世界遺産と日本/世界の町並み w/IT

世界遺産と日本/世界の個性的な町並みをITを交えた筆致で紹介します。

長谷寺のボタンもあでやかですが、参道の古い町並みも風情のある初瀬です

2016-11-06 08:00:00 | 日本の町並み
 前回、前々回と近鉄大阪線の伊勢街道がらみの町を紹介してきましたが、今回は八木町と榛原町との間にある初瀬(はせ)を紹介します。初瀬は、これまで紹介をしてきた伊勢街道の脇道の一つ初瀬街道の起点にもなっています。初瀬街道は、初瀬を起点として、前回紹介した萩原(榛原)で分岐して三重県の松坂を結ぶ街道でした。初瀬は、また、西国三十三箇所の霊場の長谷寺の門前町としての性格も兼ねている町並みです。
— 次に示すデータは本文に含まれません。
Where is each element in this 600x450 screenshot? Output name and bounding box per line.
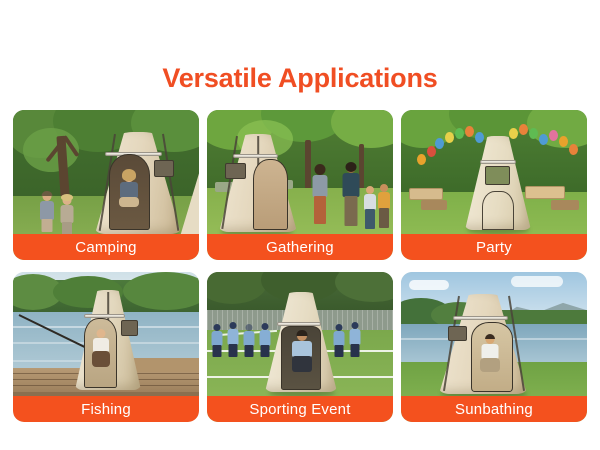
player-legs (213, 345, 222, 357)
player-figure (349, 322, 361, 358)
person-legs (92, 351, 110, 367)
child-figure (377, 184, 391, 230)
player-helmet (352, 322, 359, 329)
card-label-text: Party (476, 240, 512, 255)
player-helmet (246, 324, 253, 331)
balloon (539, 134, 548, 145)
player-jersey (228, 329, 239, 345)
cloud (409, 280, 449, 290)
seated-man (478, 335, 502, 377)
person-hair (122, 169, 136, 181)
privacy-tent (75, 290, 141, 390)
child-figure (59, 196, 75, 236)
player-figure (227, 322, 239, 358)
seated-man (290, 331, 314, 375)
player-legs (245, 345, 254, 357)
tent-window (121, 320, 138, 336)
player-jersey (350, 329, 361, 345)
person-shirt (93, 338, 109, 352)
child-legs (379, 208, 389, 228)
child-top (378, 192, 390, 209)
tent-rail (233, 154, 278, 158)
balloon (559, 136, 568, 147)
person-shirt (481, 344, 498, 359)
person-shirt (292, 341, 312, 357)
child-hair (61, 194, 73, 201)
child-head (366, 186, 374, 194)
adult-figure (311, 166, 329, 228)
child-figure (363, 186, 377, 230)
tent-window (225, 163, 245, 179)
balloon (445, 132, 454, 143)
person-hair (296, 330, 307, 336)
application-card-party[interactable]: Party (401, 110, 587, 260)
card-label-gathering[interactable]: Gathering (207, 234, 393, 260)
balloon (435, 138, 444, 149)
child-head (380, 184, 388, 192)
card-label-text: Camping (75, 240, 136, 255)
person-pants (345, 196, 358, 226)
person-pants (314, 196, 326, 224)
application-card-sporting-event[interactable]: Sporting Event (207, 272, 393, 422)
card-label-sunbathing[interactable]: Sunbathing (401, 396, 587, 422)
tent-doorway (482, 191, 514, 230)
privacy-tent (95, 132, 181, 234)
player-jersey (244, 331, 255, 346)
player-legs (229, 344, 238, 357)
picnic-bench (551, 200, 579, 210)
tent-doorway (253, 159, 287, 230)
person-legs (480, 358, 500, 372)
card-label-text: Gathering (266, 240, 334, 255)
applications-grid: Camping (13, 110, 587, 422)
page-title: Versatile Applications (0, 62, 600, 94)
picnic-table (409, 188, 443, 200)
player-legs (351, 344, 360, 357)
player-helmet (214, 324, 221, 331)
application-card-fishing[interactable]: Fishing (13, 272, 199, 422)
balloon (519, 124, 528, 135)
card-label-sporting-event[interactable]: Sporting Event (207, 396, 393, 422)
player-figure (211, 324, 223, 358)
person-hair (315, 164, 326, 175)
balloon (455, 128, 464, 139)
application-card-gathering[interactable]: Gathering (207, 110, 393, 260)
tent-window (485, 166, 510, 185)
seated-woman (118, 171, 140, 211)
child-legs (365, 209, 375, 229)
person-hair (346, 162, 357, 172)
tent-doorway (471, 322, 513, 392)
cloud (511, 276, 563, 287)
card-label-party[interactable]: Party (401, 234, 587, 260)
tent-doorway (84, 318, 117, 388)
tent-rail (480, 160, 517, 164)
tent-doorway (281, 326, 321, 390)
tent-rail (453, 316, 508, 320)
child-jacket (61, 205, 74, 223)
tent-window (448, 326, 467, 341)
balloon (569, 144, 578, 155)
person-top (343, 173, 360, 197)
person-legs (119, 197, 139, 207)
card-label-text: Fishing (81, 402, 131, 417)
picnic-table (525, 186, 565, 199)
card-label-text: Sunbathing (455, 402, 533, 417)
person-top (313, 175, 328, 197)
balloon (417, 154, 426, 165)
adult-figure (341, 164, 361, 230)
child-legs (42, 219, 53, 232)
person-legs (292, 356, 312, 372)
dock-far-section (133, 358, 199, 372)
privacy-tent (439, 294, 527, 394)
picnic-bench (421, 200, 447, 210)
person-hair (485, 334, 495, 339)
seated-angler (91, 329, 111, 369)
player-figure (243, 324, 255, 358)
versatile-applications-panel: Versatile Applications (0, 0, 600, 450)
application-card-camping[interactable]: Camping (13, 110, 199, 260)
child-hat (42, 191, 53, 196)
player-helmet (230, 322, 237, 329)
balloon (549, 130, 558, 141)
privacy-tent (465, 136, 531, 230)
privacy-tent (219, 134, 297, 232)
child-figure (39, 192, 55, 234)
card-label-camping[interactable]: Camping (13, 234, 199, 260)
child-jacket (40, 201, 54, 220)
privacy-tent (265, 292, 337, 392)
card-label-fishing[interactable]: Fishing (13, 396, 199, 422)
child-top (364, 194, 376, 210)
balloon (427, 146, 436, 157)
tent-window (154, 160, 175, 177)
player-jersey (212, 331, 223, 346)
card-label-text: Sporting Event (249, 402, 350, 417)
person-shirt (120, 182, 138, 198)
tent-doorway (109, 154, 150, 229)
person-head (97, 329, 106, 338)
application-card-sunbathing[interactable]: Sunbathing (401, 272, 587, 422)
 初瀬は、近鉄大阪線の大和八木と榛原とのちょうど中間の長谷寺駅の北側に広がる町並みです。古くは泊瀬とも表記され「はつせ」と呼ばれました。地名は初瀬(はせ)と表記されますが、お寺は長谷寺で、どちらも漢字として普通の読み方ではないのですが、由緒ある地名のようです。泊瀬の方は、万葉の時代から大和川の船泊であったことから、長谷の方は三輪山の南を東西に走る長い谷であったことに由来するそうです。

 
 かつての初瀬街道の国道165号線は、大和川に沿って東西に延びる長い谷底を通っていますが、近鉄大阪線は、谷の南の山塊の斜面を通っています。近鉄の長谷寺駅で下車をし長谷寺にお参りをすると、およそ40mほどの標高差を下った後、国道を横切り再び40mほどの標高差を上らねばなりません。帰路は、その逆で、上ったり下ったりで、駅から水平にロープウェイでも架けてくれないかとも思ってしまいます。ただ、そうすると、国道を渡った後に長谷寺の門前まで続く古い町並みの風情は楽しめなくなります。

 
 
 
 
 
 初瀬の町並みは、大和川と山に両側を抑えられ奥行きが取れないせいか平入の家が多いようです。初瀬寺に近くには、お土産屋が目立ってきますが、国道の交差点寄りには、土蔵造りに虫籠まど、そして一階には格子のある町家が並んでいます。そして、どの町家も、実に堂々としています。犬矢来のある家や鉢花の置かれた家も多く、その中には、長谷寺の名物であるボタンも数多く見かけました。

 
 
 
 その長谷寺は、麓から長い登廊を登っていく必要があり、かなり辛い上りですが、途中のボタンの花を愛で、登廊に下がる灯篭を眺めながらで多少楽になります。ボタンは、登廊の両側にすごい物量で植えられていて、圧倒されますが、ボタン以外にもシャクナゲやフジなど、お寺の建物を背景に咲き誇っています。本堂は、清水寺と同様の舞台づくりで、舞台に立つと境内の諸堂とその向こうに、初瀬の町並みが望めます。本尊は木造の十一面観音で国宝・重文の木造の中で最大の10mの巨像です。あまりに巨大なために、下半身は礼堂の床面より下にあって、通常は上半身しか拝観できません。
 長谷寺の十一面観音は、重文指定の木造の十一面観音像のうち、立像としては最大のものです。一方、坐像の最大のものは檪谷寺の本尊です。長谷寺では全体像を見るのが難しいのですが、現在、上野の国立博物館で展示されている檪谷寺の本尊は、博物館という展示環境のため全体像が見られます。横方向だけでなく、真後ろからも見ることもでき、その迫力はかなりのものです。この博物館の本館19室には、「トーハクをまわそう」というコーナーがあり、博物館が所蔵する仏像や埴輪などを、あらゆる方向から見ることができるシステムです。ディスプレイに表示された画像を、手の操作で回して、真後だけではなく、真下や真上からも眺められます。檪谷寺の本尊のデータは入っていませんが、作品をあらゆる角度から写真撮影をして、コンピュータグラフィックスで、スムーズな動きに編集しているようです。ただ、手をかざして画像の向きを変えようとしても、なかなか思うように動いてくれないという辛さがあります。